Mais justement, JC Milner insiste sur le caractère britannique, et, pourrait-on dire, anti-américain d’Harry Potter ? Dont aucun acteur de l’adaptation filmique (réquisit de Mme Rowling) n’est américain, ni, surtout, dans sa langue, d’accent ni de parler, globish ? Sur le décor, sur les problématiques parfaitement britanniques du livre ? Cela ne suffira pas. N’oublions pas que nous sommes tous préférence française.
A rebours de ces postures qui ne déploient donc, en somme, qu’un reste de prétention, tout en préparant autre chose qui arrive (j’y arrive), Milner trace, dans la jungle du monde pottérien qui a, en effet, agité tout l’abdomen du gros animal mondial, une ligne claire. Il ne juge pas de la qualité littéraire du livre ; ni de la qualité cinématographique du film ; il ne dit rien de la langue ; il cherche, en descentes successives dans la mine fragile d’une histoire, une arkenstone (si je réfère ici à Tolkien, c’est à titre personnel ; Milner n’opère pas le lien dans son livre) – un coeur vivant de pensée. Tout de même, on ne niera pas, même en France, que c’est bien une histoire. Oui, certes, un produit du caractère habile du storytelling anglo-saxon ; mais une histoire, tout de même. Or, pourquoi raconte-t-on une histoire ?
Ou bien pour passer le temps, ou bien parce qu’elle le mérite.
Pourquoi le mérite-t-elle ?
Je dirais, dans mes mots (Milner en aura sans doute d’autres pour commenter son geste) parce qu’elle touche à l’épique. Qu’est-ce que l’épique ?
C’est un regard, volé, sans nul doute,  et rapide et fuyant,  et surtout primitif, sur cette grosse bête déterminée mais imprévisible, dragon ou Léviathan, qu’on appelle l’Histoire, si l’on aime le temps, ou le Monde, si l’on aime l’espace.

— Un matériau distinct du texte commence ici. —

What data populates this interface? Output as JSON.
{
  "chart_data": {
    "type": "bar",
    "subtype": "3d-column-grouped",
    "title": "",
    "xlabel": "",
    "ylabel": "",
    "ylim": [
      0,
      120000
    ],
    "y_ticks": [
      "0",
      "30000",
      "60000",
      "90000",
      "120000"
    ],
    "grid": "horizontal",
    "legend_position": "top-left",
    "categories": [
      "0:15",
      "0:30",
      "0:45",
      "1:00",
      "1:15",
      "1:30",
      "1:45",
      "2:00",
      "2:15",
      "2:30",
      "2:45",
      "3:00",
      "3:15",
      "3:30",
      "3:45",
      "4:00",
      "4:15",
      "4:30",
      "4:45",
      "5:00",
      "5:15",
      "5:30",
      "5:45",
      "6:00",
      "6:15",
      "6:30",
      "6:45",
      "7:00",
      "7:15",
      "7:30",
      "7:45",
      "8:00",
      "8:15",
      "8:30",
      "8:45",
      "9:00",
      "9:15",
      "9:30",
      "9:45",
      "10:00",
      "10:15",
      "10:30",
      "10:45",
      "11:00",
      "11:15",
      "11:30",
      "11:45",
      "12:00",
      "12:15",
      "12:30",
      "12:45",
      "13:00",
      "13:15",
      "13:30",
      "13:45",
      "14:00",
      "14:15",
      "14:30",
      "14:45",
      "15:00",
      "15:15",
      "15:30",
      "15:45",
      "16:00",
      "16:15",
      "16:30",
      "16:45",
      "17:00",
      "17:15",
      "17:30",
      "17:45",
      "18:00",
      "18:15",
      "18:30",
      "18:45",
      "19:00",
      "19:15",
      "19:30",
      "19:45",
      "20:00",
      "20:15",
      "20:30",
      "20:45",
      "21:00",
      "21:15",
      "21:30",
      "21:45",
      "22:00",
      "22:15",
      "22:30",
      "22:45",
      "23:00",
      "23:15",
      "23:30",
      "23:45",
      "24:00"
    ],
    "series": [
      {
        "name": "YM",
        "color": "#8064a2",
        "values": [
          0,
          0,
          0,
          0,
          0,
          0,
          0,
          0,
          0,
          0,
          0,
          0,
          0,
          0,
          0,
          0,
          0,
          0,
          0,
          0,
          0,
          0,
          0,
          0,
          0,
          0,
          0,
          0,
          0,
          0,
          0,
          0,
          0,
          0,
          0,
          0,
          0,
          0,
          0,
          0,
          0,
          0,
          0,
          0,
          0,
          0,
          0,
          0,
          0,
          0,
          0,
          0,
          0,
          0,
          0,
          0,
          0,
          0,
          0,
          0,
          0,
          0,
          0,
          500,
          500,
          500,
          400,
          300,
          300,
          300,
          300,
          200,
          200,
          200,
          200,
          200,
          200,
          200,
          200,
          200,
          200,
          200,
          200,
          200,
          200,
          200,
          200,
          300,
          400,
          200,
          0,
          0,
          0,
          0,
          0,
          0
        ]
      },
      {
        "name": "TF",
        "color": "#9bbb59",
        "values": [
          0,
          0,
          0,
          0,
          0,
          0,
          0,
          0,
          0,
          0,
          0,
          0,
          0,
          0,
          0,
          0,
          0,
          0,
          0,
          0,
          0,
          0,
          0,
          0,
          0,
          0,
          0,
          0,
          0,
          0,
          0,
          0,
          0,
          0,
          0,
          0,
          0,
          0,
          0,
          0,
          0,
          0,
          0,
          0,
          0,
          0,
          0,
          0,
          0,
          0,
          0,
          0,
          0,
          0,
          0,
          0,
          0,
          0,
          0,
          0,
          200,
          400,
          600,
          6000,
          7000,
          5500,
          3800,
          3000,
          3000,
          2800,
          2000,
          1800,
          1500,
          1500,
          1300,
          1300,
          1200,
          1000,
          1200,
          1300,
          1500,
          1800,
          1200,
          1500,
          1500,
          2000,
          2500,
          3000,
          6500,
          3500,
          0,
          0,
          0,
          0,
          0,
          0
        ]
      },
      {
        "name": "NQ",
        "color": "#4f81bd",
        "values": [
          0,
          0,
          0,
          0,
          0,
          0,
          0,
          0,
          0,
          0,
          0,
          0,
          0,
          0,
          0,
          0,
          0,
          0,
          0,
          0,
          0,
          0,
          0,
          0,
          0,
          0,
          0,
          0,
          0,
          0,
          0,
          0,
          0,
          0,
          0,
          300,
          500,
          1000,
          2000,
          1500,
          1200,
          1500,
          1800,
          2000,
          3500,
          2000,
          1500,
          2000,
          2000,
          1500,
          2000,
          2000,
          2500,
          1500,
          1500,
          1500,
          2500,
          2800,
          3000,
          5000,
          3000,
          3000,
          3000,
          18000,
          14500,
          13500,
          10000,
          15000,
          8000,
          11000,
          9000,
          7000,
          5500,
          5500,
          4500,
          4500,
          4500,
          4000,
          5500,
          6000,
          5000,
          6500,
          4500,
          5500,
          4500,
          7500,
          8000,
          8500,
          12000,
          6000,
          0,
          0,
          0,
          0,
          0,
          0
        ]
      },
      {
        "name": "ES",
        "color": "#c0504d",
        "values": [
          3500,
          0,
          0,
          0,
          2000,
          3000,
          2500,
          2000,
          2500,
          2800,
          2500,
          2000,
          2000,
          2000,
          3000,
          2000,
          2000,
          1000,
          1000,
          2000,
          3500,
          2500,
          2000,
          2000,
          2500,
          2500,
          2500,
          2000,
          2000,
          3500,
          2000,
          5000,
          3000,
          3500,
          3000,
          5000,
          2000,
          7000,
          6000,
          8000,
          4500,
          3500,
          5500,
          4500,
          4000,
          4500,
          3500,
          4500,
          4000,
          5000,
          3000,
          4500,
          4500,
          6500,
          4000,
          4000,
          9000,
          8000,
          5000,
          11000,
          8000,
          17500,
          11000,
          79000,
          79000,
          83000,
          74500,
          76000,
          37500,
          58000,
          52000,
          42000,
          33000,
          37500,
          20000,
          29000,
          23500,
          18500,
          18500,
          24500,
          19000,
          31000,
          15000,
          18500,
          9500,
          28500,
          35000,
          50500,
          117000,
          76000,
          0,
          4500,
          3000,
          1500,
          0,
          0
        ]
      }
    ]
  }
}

Or, conclut JC Milner, Harry Potter touche à l’épique. Se mettant à l’école, dans plusieurs leçons successives, du livre (la leçon de tante Marge, la leçon des moldus, la leçon de Voldemort), Milner fait ou, plutôt, vit ce que nous rêvons tous de vivre, et que, parfois, à l’occasion d’un peu d’esprit, nous vivons : un moment d’élucidation. Non pas tant de l’histoire Potter, car le fil qu’il saisit nous mène hors d’elle ; mais du dragon, justement, de cette grosse masse humaine qu’il relève, d’un geste de sa pointe, seulement d’être à peine plus fine, mais aussi plus métallique et plus brillante, dans le sillage plus organique de la plume de Rowling.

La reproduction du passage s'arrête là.